SA  violence stokes fears of food, fuel shortages Soldiers look at damaged ATM machines outside a bank in Soweto after they were deployed to quell a looting spree gripping the country.

JOHANNESBURG. – Violence and looting has raged in South Africa for the sixth day running, stoking fears of food and fuel shortages as disruption to farming, manufacturing and oil refining began to bite amid the country’s worst unrest in decades.

More than 70 people have died as grievances over the jailing of former president Jacob Zuma have widened into an outpouring of anger over the inequality that remains 27 years after the end of apartheid.

More than 1 200 people have been arrested in the lawlessness that has raged in poor areas of two provinces, where a community radio station was ransacked and forced off the air on Tuesday and some Covid-19 vaccination centres were closed, disrupting urgently needed inoculations.

Many of the deaths in Gauteng and KwaZulu-Natal provinces occurred in chaotic stampedes as thousands of people stole food, electric appliances, liquor and clothing from stores.
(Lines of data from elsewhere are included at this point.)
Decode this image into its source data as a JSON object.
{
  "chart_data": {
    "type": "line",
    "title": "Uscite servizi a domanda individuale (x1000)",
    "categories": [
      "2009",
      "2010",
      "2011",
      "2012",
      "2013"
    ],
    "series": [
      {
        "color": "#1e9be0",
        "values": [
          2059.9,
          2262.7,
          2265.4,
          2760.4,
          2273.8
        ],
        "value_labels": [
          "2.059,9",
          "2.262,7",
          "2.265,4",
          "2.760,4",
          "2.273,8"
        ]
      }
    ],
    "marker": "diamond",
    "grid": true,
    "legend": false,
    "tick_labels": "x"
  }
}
The deployment of 2 500 soldiers to support the overwhelmed South African police has so far failed to stop the rampant looting.

But in signs of a public backlash, residents in some areas yesterday turned suspected looters into police, blocked entrances to malls and in some cases armed themselves as vigilantes to form road blocks or scare them away.

In Vosloorus, southern Johannesburg, minibus taxi operators, many of whom have guns, fired bullets into the air to scare off looters.

“We can’t just allow people from nowhere to come and loot here,” said Paul Magolego, Vosloorus taxi association spokesperson, adding that taxi drivers had had no business since Monday because of the unrest.

Underscoring the inherent dangers in such vigilantism, a 15-year-old boy was killed by a stray bullet in Vosloorus, according to a Reuters photographer who saw the body. Magolego said the taxi owners arrived on the scene after he was dead.

In Alexandra township in northern Johannesburg, one of the city’s poorest neighbourhoods, soldiers moving door-to-door to confiscate stolen items, with the help of civilians opposed to the looting.

Citizens armed with guns, many from South Africa’s white minority, blocked off streets to prevent further plundering, in Durban.

Others were forming online groups to help clean up and rebuild devastated neighbourhoods.

President Cyril Ramaphosa met political party leaders yesterday to discuss the unrest, and was considering their suggestion of an “expanded deployment of the South African National Defence Force,” a presidency statement said.

The violence appeared to have abated in some areas yesterday, but in others, there was renewed burning and looting.

Some rich Durban residents chartered small planes and helicopters out of the city – Al Jazeera-Reuters.